Nicolas Barré
Prêtre Minime, Fondateur
1621-1686

21

OCTOBRE

 

Nicolas naquit à Amiens, le 21 octobre 1621. Ses parents, commerçants aisés, eurent cinq enfants: un garçon, l'aîné de la famille, et quatre filles. Nicolas fut baptisé le 17 décembre 1621. Si la famille de Nicolas est aisée, il n'en est pas de même dans la société de l'époque: la misère en effet est grande, provoquée par la guerre, la famine et les épidémies. Nicolas a 15 ans lorsque, en août 1636, les espagnols assiègent Corbie, situé à dix-sept kilomètres d'Amiens. En même temps la peste s'abattait sur la région faisant des milliers de victimes. Nicolas voyait toute la misère qui l'entourait, et il en souffrait beaucoup.

Très brillant élève des Jésuites, Nicolas aurait dû poursuivre ses très brillantes études.  Mais, à l'âge de 19 ans, il décida d'entrer dans l'Ordre religieux des Minimes, fondé par St. François de Paule. Les Minimes d'Amiens étaient très proches des gens du peuple, ce que Nicolas désirait. Il prononça ses vœux en 1641 et fut ordonné prêtre en 1645.

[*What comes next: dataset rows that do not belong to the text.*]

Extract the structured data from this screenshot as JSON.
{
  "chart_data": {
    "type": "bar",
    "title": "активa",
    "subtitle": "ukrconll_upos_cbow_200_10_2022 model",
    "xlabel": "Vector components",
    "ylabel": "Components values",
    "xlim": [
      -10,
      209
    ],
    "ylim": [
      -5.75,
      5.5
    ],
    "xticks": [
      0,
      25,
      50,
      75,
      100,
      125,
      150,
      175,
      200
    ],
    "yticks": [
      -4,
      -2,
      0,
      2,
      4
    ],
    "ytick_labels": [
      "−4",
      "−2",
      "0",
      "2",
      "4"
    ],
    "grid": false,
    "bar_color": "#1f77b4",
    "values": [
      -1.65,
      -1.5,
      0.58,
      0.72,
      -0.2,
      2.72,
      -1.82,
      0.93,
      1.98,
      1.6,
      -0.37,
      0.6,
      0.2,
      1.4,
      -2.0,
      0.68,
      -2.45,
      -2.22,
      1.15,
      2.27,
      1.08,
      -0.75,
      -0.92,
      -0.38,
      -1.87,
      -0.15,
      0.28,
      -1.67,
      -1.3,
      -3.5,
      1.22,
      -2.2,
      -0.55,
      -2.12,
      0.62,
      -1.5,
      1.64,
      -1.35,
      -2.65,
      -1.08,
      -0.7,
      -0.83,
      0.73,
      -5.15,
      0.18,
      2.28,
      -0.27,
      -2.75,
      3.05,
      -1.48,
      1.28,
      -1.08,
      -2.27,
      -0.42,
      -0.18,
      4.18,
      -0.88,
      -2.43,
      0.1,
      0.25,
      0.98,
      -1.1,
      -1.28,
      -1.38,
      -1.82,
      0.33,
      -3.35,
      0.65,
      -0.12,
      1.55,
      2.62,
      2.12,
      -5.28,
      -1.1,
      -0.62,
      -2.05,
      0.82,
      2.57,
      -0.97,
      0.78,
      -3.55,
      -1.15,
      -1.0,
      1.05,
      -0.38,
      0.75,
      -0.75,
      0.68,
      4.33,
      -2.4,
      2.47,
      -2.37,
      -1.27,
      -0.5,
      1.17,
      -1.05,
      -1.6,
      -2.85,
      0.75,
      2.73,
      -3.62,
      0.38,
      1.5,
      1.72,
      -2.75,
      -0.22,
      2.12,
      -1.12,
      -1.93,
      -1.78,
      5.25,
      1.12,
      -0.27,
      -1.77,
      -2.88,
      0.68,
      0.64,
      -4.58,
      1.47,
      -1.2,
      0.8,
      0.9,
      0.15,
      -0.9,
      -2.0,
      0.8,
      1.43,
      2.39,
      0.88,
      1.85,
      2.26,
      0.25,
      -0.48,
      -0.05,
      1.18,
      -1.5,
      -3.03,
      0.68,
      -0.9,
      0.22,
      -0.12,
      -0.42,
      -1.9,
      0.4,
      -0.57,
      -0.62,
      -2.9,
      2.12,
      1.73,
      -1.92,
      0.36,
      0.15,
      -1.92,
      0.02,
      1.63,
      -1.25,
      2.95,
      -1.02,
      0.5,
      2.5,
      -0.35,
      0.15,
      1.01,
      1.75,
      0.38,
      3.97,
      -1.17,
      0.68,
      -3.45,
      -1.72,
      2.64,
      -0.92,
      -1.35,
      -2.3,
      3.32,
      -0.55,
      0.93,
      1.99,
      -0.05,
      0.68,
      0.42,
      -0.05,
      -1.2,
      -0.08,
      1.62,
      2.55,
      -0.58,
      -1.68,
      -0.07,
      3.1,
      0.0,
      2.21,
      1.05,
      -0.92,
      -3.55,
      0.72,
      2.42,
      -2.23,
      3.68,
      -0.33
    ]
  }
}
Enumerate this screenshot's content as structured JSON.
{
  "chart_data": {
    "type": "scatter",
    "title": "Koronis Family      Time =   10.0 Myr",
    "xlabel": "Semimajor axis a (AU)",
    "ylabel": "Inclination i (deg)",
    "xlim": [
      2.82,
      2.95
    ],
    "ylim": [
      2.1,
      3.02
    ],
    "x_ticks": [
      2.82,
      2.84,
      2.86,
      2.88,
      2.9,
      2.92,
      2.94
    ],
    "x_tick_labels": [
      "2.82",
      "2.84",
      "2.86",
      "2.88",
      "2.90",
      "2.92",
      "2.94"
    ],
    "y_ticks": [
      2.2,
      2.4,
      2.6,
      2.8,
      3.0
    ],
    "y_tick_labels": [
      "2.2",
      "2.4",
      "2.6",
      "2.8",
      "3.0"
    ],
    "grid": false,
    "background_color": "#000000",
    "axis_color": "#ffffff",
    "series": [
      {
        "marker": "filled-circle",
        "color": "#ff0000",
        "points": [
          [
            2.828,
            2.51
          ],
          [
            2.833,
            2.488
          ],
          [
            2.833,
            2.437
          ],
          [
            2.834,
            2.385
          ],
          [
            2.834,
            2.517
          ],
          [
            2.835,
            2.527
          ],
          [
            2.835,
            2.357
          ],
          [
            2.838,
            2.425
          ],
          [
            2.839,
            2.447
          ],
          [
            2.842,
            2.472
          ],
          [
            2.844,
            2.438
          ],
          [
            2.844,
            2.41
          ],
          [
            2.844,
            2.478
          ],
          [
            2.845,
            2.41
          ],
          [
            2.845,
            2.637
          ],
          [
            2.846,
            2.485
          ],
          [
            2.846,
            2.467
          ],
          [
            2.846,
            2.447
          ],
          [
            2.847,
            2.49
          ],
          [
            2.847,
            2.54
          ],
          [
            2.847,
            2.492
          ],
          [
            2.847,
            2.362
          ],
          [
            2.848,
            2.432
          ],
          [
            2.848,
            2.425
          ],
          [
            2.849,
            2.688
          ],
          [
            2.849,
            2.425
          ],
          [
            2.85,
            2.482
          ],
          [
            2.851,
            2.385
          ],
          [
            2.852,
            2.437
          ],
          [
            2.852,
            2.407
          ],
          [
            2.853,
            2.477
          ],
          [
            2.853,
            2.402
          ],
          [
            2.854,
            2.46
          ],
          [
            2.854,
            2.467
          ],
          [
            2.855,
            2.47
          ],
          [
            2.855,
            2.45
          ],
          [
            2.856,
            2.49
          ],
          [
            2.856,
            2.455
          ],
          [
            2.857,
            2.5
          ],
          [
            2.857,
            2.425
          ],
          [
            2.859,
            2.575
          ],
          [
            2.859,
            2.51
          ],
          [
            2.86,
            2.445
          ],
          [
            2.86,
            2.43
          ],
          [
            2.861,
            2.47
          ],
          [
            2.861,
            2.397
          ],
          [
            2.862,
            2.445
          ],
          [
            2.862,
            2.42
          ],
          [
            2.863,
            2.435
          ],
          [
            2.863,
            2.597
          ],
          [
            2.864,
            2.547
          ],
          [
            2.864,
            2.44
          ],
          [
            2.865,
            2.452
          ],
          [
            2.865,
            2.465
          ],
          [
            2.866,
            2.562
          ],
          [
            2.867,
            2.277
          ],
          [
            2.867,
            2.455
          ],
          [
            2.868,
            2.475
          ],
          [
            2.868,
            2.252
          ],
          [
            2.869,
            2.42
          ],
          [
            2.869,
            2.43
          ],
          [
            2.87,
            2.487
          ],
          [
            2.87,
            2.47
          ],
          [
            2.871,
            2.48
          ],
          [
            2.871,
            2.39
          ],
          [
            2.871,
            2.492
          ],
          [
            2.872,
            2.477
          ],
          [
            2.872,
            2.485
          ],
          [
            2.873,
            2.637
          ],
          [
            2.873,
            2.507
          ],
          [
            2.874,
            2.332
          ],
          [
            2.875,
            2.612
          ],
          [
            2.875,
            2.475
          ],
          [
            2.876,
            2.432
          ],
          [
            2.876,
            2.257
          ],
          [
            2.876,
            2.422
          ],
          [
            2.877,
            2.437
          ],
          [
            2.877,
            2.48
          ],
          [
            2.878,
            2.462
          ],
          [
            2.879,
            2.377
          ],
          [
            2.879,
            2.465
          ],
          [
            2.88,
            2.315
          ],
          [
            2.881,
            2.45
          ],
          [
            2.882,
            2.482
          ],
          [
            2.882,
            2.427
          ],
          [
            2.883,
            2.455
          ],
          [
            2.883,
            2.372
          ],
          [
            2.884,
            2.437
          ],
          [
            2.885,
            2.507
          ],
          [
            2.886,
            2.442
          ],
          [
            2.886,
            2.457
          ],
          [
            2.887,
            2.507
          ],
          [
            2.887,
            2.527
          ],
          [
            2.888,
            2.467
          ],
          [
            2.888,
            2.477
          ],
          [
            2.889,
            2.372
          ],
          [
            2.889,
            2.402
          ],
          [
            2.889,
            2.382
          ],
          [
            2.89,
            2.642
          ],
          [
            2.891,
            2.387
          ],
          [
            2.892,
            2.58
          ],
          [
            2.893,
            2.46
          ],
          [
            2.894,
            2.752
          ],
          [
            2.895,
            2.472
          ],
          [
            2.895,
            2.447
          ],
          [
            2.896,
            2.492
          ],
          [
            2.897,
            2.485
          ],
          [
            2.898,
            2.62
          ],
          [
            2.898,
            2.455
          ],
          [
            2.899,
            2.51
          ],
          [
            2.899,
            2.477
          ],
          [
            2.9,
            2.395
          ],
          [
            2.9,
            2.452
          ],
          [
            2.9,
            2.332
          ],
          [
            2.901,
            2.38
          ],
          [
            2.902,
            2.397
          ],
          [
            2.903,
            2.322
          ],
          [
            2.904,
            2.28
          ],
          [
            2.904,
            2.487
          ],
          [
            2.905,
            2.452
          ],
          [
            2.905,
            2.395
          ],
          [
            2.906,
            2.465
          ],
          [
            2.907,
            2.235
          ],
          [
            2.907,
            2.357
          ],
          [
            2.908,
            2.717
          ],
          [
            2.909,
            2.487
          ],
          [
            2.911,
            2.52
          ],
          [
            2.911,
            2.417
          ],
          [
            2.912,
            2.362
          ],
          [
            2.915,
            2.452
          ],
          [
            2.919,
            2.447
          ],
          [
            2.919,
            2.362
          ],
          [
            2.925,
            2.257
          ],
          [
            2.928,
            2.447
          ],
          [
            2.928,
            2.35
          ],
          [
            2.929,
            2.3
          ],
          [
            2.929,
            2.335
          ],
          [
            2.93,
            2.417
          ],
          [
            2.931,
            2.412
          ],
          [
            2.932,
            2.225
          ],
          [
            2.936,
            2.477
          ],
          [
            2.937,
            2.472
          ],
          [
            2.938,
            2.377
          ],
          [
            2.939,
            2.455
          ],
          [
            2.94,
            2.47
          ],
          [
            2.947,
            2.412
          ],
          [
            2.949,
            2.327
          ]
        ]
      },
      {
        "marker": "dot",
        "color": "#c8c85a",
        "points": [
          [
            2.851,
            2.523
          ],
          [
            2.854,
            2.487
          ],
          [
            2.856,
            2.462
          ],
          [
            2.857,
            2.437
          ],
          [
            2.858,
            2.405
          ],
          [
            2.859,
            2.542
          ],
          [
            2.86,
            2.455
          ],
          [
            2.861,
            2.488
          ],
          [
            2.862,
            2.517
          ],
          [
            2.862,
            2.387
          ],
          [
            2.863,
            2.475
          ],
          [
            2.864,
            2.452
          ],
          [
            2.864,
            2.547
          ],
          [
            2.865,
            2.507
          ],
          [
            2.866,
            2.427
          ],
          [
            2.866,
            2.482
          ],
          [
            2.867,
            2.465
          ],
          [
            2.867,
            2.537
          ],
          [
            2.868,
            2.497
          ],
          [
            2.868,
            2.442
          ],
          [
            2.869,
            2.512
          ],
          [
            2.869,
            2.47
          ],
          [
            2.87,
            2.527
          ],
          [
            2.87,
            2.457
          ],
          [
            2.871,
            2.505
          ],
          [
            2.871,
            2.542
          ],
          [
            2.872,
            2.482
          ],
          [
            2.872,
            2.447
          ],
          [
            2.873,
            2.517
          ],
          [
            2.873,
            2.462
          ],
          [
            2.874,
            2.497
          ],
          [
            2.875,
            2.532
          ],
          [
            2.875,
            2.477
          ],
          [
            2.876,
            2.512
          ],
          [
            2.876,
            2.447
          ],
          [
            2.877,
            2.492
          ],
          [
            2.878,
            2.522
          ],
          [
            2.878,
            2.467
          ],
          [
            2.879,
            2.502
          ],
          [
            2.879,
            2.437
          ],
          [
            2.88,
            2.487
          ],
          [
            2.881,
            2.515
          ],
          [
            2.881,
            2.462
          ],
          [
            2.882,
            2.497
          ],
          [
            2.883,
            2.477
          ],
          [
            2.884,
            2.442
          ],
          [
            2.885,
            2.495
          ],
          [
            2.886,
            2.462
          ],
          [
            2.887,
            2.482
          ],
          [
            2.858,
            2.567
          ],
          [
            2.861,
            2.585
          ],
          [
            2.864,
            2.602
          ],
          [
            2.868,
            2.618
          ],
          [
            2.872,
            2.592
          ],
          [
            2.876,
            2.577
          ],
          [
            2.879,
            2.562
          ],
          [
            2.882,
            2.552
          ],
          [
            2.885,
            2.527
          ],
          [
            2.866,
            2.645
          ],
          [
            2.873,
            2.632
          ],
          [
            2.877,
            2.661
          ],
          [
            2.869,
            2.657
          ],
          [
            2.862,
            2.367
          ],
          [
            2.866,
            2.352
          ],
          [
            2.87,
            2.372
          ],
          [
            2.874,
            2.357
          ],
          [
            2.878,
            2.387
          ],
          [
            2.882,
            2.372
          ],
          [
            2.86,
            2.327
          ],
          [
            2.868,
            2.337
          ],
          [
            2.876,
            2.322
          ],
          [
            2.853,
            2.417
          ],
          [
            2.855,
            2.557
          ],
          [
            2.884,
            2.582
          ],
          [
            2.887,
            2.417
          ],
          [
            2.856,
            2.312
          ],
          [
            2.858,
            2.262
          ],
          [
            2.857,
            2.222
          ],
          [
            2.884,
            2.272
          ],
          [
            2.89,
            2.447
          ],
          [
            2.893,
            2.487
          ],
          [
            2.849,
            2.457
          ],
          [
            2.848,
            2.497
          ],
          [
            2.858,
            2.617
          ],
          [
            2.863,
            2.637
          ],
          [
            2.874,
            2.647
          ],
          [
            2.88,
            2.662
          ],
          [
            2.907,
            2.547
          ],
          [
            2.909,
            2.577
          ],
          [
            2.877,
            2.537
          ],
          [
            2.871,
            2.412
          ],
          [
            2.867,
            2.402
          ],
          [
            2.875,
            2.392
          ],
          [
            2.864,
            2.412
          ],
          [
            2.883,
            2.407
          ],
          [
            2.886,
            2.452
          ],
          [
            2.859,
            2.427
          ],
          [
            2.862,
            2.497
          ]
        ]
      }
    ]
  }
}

De 1645 à 1655, Nicolas assura la charge de professeur de théologie et de bibliothécaire à Paris, au couvent de la place Royale devenue Place des Vosges. À la tâche qui lui avait été confiée, Nicolas joignit, comme tout Minime, la direction spirituelle et la prédication. Mais l'excès de travail et d'austérités, la fatigue, les tensions, les désillusions, l'entrainèrent peu à peu dans la nuit de l'angoisse et du doute. Nicolas écrira: "J’emploie et je pousse tout ce que j'ai de Foi, d'Espérance, d'Amour, de patience et de courage, en criant vers le paradis, et néanmoins, aucune assurance que mes cris soient entendus." Aussi sa santé se détériora-t-elle rapidement, et en 1655, Nicolas Barré fut envoyé au couvent d'Amiensil sera sacristain pendant deux ans et où il se rétablira, avant de partir pour Rouen. Plus tard il écrira, parlant de cette épreuve: "Cette nuit est un excellent jour, on y voit tout sans rien y voir, on y sait tout sans rien savoir, on y possède tout sans crainte... »

Incontestablement, c'est au cœur de sa propre expérience que Nicolas Barré puisera son talent exceptionnel de guide spirituel des personnes éprouvées dans leur Foi. En effet, brisé par les épreuves qu'il sut traverser sans lâcher la main de Dieu apparemment absent, il comprit que Dieu le préparait à une nouvelle mission. En 1659, et malgré sa santé encore fragile, il fut envoyé à Rouen pour y prêcher des missions populaires qui amenèrent très vite un grand nombre de personnes de tous milieux à le solliciter pour la direction spirituelle.

Nicolas Barré avait également le don de lire dans les cœurs, et il obtint tant de transformations profondes et de conversions, que dans la ville, lorsqu'on parlait d'un mécréant, on disait : "Il faudrait le conduire au Père Barré".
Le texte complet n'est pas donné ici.